I know there's a lot of moral compromise and cognitive dissonance in my food choices. I know I'm ignorant of ugly truths about where a lot of my food comes from, and I know there are some I'm actively ignoring. Should my self-challenge to not eat cheap, mass-produced chicken carry over into cheap eggs? I've kind of avoided cheap eggs in the spirit of avoiding cheap chicken, passing up numerous beloved egg salads, the world's most perfect mayonnaise delivery vehicle. But I have not once turned down a chocolate chip cookie, ice cream or, well, mayonnaise on any other kind of sandwich. The Incredible Edible Egg is in everything, because it is kitchen magic. I once thought, with some seriousness, that I was ready to devote the rest of my life to cooking omelets.

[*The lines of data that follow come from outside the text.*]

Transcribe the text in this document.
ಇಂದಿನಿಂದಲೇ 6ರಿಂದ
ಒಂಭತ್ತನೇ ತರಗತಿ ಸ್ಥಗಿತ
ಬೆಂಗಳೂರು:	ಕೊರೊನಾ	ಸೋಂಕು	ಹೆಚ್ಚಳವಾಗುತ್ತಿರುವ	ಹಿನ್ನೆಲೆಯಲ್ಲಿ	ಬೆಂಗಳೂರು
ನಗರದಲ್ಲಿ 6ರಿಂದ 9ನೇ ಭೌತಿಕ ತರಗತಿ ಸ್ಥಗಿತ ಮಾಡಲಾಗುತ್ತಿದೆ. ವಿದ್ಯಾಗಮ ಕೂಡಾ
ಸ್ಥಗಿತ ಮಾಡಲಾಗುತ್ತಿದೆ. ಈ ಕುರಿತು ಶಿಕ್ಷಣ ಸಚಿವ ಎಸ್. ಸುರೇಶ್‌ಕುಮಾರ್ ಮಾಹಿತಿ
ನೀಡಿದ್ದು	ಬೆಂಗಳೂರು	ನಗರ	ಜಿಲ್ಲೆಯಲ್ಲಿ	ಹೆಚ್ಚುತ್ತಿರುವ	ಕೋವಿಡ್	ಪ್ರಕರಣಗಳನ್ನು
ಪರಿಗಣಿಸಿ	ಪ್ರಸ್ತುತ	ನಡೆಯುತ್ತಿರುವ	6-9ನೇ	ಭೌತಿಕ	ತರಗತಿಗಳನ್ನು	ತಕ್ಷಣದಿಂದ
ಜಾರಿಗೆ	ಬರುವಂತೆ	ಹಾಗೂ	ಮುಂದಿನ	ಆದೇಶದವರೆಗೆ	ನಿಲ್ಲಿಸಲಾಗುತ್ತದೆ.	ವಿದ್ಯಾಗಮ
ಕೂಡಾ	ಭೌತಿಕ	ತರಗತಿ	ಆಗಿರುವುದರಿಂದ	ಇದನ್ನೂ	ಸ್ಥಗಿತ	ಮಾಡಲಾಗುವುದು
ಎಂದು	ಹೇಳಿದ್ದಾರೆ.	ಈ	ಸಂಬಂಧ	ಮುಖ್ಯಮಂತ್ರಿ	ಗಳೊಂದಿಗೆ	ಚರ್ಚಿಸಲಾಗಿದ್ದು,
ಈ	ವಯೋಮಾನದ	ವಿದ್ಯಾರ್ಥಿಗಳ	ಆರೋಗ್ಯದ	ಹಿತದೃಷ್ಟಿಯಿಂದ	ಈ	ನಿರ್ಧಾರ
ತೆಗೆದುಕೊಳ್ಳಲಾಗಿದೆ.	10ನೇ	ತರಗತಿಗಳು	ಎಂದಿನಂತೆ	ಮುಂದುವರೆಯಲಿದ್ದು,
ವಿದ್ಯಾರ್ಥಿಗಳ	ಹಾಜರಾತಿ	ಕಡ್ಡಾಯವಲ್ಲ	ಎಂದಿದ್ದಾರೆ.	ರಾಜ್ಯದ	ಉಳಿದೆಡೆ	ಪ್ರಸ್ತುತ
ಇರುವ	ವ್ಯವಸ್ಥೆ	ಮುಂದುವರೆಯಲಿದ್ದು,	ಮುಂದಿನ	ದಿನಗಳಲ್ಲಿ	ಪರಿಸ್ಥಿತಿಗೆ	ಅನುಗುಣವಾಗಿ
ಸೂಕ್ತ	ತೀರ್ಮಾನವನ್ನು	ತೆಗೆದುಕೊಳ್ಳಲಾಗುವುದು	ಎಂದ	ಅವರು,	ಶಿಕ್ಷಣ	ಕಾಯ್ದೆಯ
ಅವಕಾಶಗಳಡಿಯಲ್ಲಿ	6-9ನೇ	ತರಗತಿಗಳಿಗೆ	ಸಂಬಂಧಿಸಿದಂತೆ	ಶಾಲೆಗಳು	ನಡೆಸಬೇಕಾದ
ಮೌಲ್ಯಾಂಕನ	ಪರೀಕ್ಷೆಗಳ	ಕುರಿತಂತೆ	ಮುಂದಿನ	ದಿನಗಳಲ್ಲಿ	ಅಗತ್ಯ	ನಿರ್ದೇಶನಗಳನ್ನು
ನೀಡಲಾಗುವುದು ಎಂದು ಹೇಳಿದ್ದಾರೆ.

But last week, as I looked into the definitions of marketing labels like "free-range" for chicken, I kept running into information on egg labels and what they mean as well. Some of these seem kind of goofy — I mean, how important is it to you that your eggs come from a hen who's had a chance to flirt with a rooster? — but some speak to some seriously unpretty things that go on. Here are some common marketing labels for eggs and what they mean:

Cage-free: The vast majority of industrial eggs are laid by hens in cramped cages, stuffed wing-to-wing so tight they can't walk, spread their wings, or do other chickeny things like lay their eggs in nests. It's foul enough a practice (that was NOT A PUN) that a Nobel-winning zoologist, Konrad Lorenz, lamented its use as "the worst torture." (The fact that Lorenz was a card-carrying member of the Nazi party in his younger years isn't too thrilling, but still.) Anyway, the Humane Society of the United States, whom I don't agree with on every issue, has focused one of its major campaigns on the promotion of cage-free egg production. Which, frankly, seems smart: it's a step toward a good place, but it's also achievable enough that massive fast food chains like Subway and Burger King can pretty readily commit to a switch without breaking too much of a sweat. No one's a hero, but at this scale, the hundreds of millions of hens' lives can be significantly improved at any given moment.